How to check if 10G is available where you live
1. Search your national regulator/telecom authority for “10G” or “10 Gbps” program updates (e.g., IMDA in Singapore).
2. Visit the websites of local ISPs (look for “10Gbps”, “10G”, “XGS-PON”, “10G FTTH”).
3. Ask neighbors or local community forums if anyone has recently ordered a 10Gbps plan — rollouts often start with a small set of early addresses.
10G is no longer just a lab slogan: by 2024–2025 we see real 10 Gbps retail products and national programs in multiple countries (notably Singapore, South Korea, Japan and regions in China) and aggressive industry programs in the U.S. driven by CableLabs and major cable operators. If you’re researching 10G for content, business planning, or shopping for a future-proof connection, focus on
(1) exact speed guarantees
(2) delivery technology (XGS-PON vs. DOCSIS)

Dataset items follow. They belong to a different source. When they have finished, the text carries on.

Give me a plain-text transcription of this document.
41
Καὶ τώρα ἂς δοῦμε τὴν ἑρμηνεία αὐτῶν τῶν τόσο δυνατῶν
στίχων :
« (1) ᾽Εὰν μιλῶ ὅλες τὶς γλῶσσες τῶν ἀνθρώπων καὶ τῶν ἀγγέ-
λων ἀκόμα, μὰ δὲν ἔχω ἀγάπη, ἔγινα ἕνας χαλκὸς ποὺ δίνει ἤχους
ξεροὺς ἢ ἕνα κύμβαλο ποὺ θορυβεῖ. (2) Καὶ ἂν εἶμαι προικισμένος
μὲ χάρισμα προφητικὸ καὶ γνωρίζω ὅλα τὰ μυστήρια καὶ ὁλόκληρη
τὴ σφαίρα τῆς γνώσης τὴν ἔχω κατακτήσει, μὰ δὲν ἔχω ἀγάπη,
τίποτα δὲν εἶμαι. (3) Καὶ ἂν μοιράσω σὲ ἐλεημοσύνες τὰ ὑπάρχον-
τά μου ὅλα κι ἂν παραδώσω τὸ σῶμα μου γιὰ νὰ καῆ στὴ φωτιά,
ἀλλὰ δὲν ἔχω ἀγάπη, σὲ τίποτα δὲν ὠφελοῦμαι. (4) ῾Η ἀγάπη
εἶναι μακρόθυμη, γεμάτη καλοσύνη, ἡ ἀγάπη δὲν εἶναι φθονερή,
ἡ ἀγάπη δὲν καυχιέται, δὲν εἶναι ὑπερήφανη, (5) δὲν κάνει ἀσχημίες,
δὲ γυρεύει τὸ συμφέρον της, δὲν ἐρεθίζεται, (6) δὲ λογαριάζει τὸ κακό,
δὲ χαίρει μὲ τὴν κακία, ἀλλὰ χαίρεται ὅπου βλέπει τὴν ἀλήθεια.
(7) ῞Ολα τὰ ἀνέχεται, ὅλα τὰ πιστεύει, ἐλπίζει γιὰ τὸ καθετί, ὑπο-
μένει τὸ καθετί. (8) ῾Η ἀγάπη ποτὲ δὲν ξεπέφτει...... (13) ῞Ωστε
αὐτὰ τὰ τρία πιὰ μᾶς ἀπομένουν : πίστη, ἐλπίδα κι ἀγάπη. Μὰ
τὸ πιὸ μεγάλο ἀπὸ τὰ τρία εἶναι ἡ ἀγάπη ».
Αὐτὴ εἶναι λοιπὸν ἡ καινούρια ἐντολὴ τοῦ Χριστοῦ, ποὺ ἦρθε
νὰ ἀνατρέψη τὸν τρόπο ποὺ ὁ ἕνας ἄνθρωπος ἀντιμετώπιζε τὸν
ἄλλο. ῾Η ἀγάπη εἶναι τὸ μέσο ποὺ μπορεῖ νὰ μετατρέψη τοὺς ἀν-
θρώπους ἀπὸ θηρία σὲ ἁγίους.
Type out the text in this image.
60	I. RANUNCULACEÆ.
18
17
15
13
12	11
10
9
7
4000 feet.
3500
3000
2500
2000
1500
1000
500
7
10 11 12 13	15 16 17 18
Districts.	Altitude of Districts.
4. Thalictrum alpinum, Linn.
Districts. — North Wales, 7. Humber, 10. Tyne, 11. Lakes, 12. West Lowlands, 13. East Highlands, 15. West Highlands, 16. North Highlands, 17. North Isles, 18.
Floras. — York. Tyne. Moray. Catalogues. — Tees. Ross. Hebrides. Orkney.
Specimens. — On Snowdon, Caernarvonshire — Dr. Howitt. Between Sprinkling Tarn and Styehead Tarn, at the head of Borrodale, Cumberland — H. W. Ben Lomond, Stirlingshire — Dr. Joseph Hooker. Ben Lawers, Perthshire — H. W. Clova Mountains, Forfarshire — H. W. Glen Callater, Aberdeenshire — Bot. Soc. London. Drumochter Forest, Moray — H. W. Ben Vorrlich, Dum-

(3) local availability and pricing. For the latest availability at your address, check local ISP plan pages or your national communications regulator.
FAQ
Q: Is 10G the same everywhere?
A: No — it can mean a full 10 Gbps retail plan (fiber), or a broader cable industry goal (CableLabs’ 10G) to reach 10-gigabit capabilities across networks. Always check the technical details.
Q: Which country was first to roll out 10G?
A: It depends on how you define “rollout.” Countries with early commercial 10Gbps retail plans include parts of Singapore, South Korea and Japan, while China reported large-scale PON rollouts in 2025; the U.S. has had 10G-class pilots and multi-gig retail rolls from cable ISPs. Dates and claims vary by region and operator.
Q: Will 10G make a difference for gaming and streaming?
A: For single-device gaming or streaming, 1–2 Gbps is often sufficient; 10G shines when many high-bandwidth devices run simultaneously, or when large uploads, cloud services and ultra-low latency are required.